Ed Koch, say what you will about him, was a graduate of City College, represented New York in Congress and was a three-term mayor. Robert Kennedy was a one-term senator from New York who cynically moved here to run for Congress and then three years after he was sworn in, he ran for president for a six-year term. Yeah, I know why he never finished the term.

But is that our problem? Is that our fault? Is that a reason we should extend the Kennedy cult in this city beyond the airport? Don’t even get me started on Idlewild being a better name for an airport than JFK, we’ll be here all night. If we look beyond Robert Kennedy’s brief stint as New York’s junior senator, what qualified him for local sainthood? His time as lieutenant to Joe McCarthy? Or perhaps his role in trying to blow up Fidel Castro and give Cuba back to the mafia? Sure a man who asks J. Edgar Hoover to place James Baldwin under increased FBI surveillance is a man for whom we should come up with a great bridge name in the future.

There was very little explanation or justification for naming the Triborough Bridge after RFK when it happened in 2008. Eliot Spitzer just threw the rebaptism into his State of the Statein which he explained that renaming the Triborough Bridge the RFK Bridge would “continue to spread the ripples of hope that his service generated.” Is that what happened here? Do you feel inspired by “ripples” of “hope” now when you look at the Triborough Bridge?

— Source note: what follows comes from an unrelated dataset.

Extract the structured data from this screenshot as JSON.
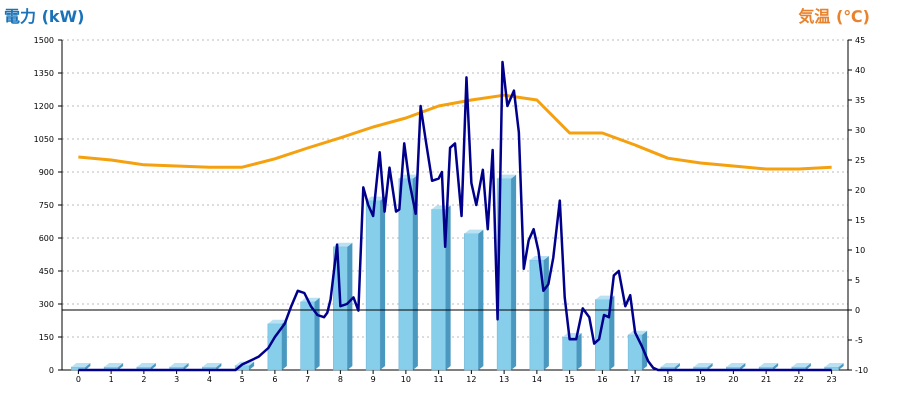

Coincidentally, things could have been even worse for us. Spitzer was reportedly willing to name the Hudson River Park after George Pataki, the governor who preceded Spitzer and who served three terms, and the only reason it didn’t happen is because Pataki had no intention of coming to the speech. Naming things after people who don’t deserve them seemed to be Spitzer’s second greatest crime (his greatest crime was that he a bad, possibly even dangerous client towards sex workers).

The legislation that authorized the name change was similarly devoid of anything that would justify the change of nameThe case was this: First, the Kennedys lived in Bronxville (NOT PART OF THE BRONX) and he went to public school there for three years. Two years, as a senator, RFK helped found the Bedford Stuyvesant Restoration Corporation. The rest he did for the entire country. Well, let the Justice Department name an office building or a wiretap center after him, that’s not my problem.

We’ve been associated with this family for no good reason other than the fact that baby boomers can’t see anything but an angelic aura around them. What has a Kennedy done for you in the last twenty years? Thirty? Forty? And yet here we are in this world where this klatch of lusty Bay Staters always seems to have someone in the room threatening with or actually run for president.

Should the sins of the child be reflected back on the parent? In the case of this spendthrift, falcon-ridden son and the parent’s relatively short time in New York, yes.